UK food prices expected to rise as economy opens up
The price of food in the UK is predicted to rise as the economy opens up after national lockdown restrictions and the hospitality sector recovers.
According to the CGA Prestige Foodservice Price Index, UK food prices dropped monthly by 2.6 per cent in February during the early stages of the national lockdown, but increased on a yearly basis by 2.2 per cent.
The index believes that a repeat of the rise in prices from the opening of the economy last summer can also be expected this summer.
Chief Executive Officer of Prestige Purchasing, Shaun Allen, said: "We expect prices to rebound as volumes recover, probably to above 2020 levels by later in the year."
Mr. Allen suggests operators to liaise with suppliers and look for price holders before the economy returns to normal, and recommends avoiding taking advantage of a pre-lockdown supply renewal.
“Operators would be well advised to seek price holds from suppliers whilst the current inflation levels remain benign.
"They should also avoid taking a renewal of pre-lockdown supply for granted, as the commercial impacts of the winter lockdown have been harmful to many supplier balance sheets," Allen said.
Fiona Speakman, Client Director of Food at CGA, added: "After a tumultuous 2020 and early 2021, it is heartening to see the hospitality sector starting to return, and the success of the vaccine rollout raises confidence that consumer spending will bounce back well as the year goes on.
She warns that foodservice supply is still unstable and that the effects of the virus as well as Brexit will play a part in the supply of UK food in the future.
“However, these figures are reminders that foodservice supply remains volatile, and that the many impacts of both Covid and Brexit will be felt for some time to come.
"All businesses will need to stay alert to pricing issues if they are to make a positive start to the recovery journey," she said.

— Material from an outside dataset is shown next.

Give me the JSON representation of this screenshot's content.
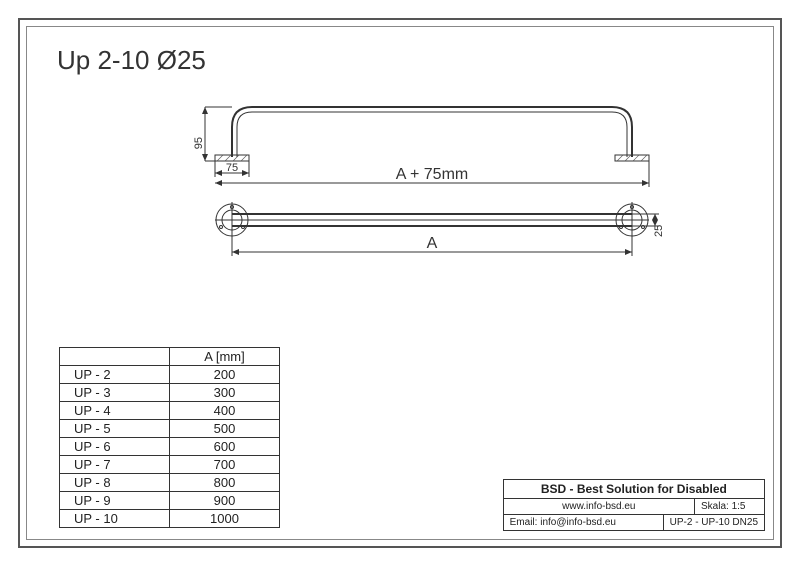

This comes after the Environment, Food, and Rural Affairs Committee stated that the government should "urgently recognise the impact of the sector's closure on suppliers."
The committee said in a report that had seen revenues drop by more than £72bn with some suppliers losing almost 100 per cent of their trade.
The report also said that the government should conduct an annual food security report until COVID-19 has subsided enough and Brexit has passed, advising that a new Food Security Minister should be appointed.